Sauf que… Dans la nuit du 29 au 30 Mai autour de 3/4h du matin, j’ai eu des contractions. Pas forcément douloureuses mais suffisamment désagréables pour qu’elles me réveillent et que j’aille prendre mon petit train de spasfons. Vers 4h30 je me suis rendormie, fausse alerte, mais la journée ne faisait que commencer. Vers 7/8h rebelote, sauf que là, j’ai un peu plus mal mais j’arrive toujours à gérer. Je ne suis pas au point de ne plus pouvoir parler quand on s’adresse à moi. Agathe se réveille et je descends dans le salon avec elle et m’allonge avec ma tisane de feuille de framboisier sur le canapé pour regarder un petit dessin animé avec ma fille (pas de commentaire, honnêtement c’était impossible pour moi de faire faire une activité sans écran à ma fille à ce moment là donc oui, dessin animé). Ma mère descend et je lui explique que j’ai des contractions mais pas encore assez proches et douloureuses pour tirer la sonnette d’alarme, mais je le sens, plus les minutes passent plus elles sont intenses. A un moment je me rends aux WC et je me rends compte que je perds un peu de sang, ça ne coule pas en goutte mais c’est comme un début de règles. Là honnêtement je panique, j’appelle ma mère et lui demande d’aller demander à mon beau-père urgentiste (qui dort à l’étage) ce qu’il faut que je fasse. La réponse est claire: je dois appeler la maternité, les prévenir que je perds un peu de sang et que j’arrive pour un contrôle. Ce que je fais immédiatement en me disant qu’à tous les coup c’est le bouchon muqueux et que je vais rentrer chez moi 2h plus tard, une nouvelle fois pour une fausse alerte.
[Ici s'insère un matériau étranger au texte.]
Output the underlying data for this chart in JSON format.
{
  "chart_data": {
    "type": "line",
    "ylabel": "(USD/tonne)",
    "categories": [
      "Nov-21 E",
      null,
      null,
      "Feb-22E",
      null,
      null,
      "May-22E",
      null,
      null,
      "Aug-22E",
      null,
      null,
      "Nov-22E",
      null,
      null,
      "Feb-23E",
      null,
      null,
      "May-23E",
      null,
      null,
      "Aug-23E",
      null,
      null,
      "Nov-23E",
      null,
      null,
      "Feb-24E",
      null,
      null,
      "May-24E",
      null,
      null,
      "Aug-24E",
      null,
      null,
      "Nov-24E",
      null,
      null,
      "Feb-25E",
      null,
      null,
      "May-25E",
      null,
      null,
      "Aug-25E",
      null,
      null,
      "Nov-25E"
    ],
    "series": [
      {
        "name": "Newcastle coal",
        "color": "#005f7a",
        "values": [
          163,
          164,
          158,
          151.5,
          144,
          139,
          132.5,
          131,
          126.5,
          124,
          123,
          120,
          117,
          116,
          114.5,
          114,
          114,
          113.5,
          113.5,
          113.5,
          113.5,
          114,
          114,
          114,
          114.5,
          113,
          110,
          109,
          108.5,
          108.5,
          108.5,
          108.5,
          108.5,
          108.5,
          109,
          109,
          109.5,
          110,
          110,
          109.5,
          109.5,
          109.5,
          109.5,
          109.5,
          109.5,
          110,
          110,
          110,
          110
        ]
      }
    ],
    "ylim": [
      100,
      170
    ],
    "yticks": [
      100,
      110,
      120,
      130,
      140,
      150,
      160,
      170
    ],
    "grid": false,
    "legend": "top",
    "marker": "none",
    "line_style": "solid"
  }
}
En terminant de préparer mes affaires, les contractions s’intensifient (toujours vraiment gérables) et j’ose penser que c’est le Jour J, un samedi 30 Mai aux alentours de 10h/10h30, exactement comme pour Agathe.
Nous partons en voiture à la maternité après avoir laissé Agathe qui ne s’est absolument pas préoccupée de mon départ étant déjà en train se baigner dans la piscine, tant mieux me direz-vous. Tout ce que je redoutais sur ce départ à la maternité à été vraiment très bien géré: je suis donc partie le coeur léger et motivée comme jamais, pleine d’espoir.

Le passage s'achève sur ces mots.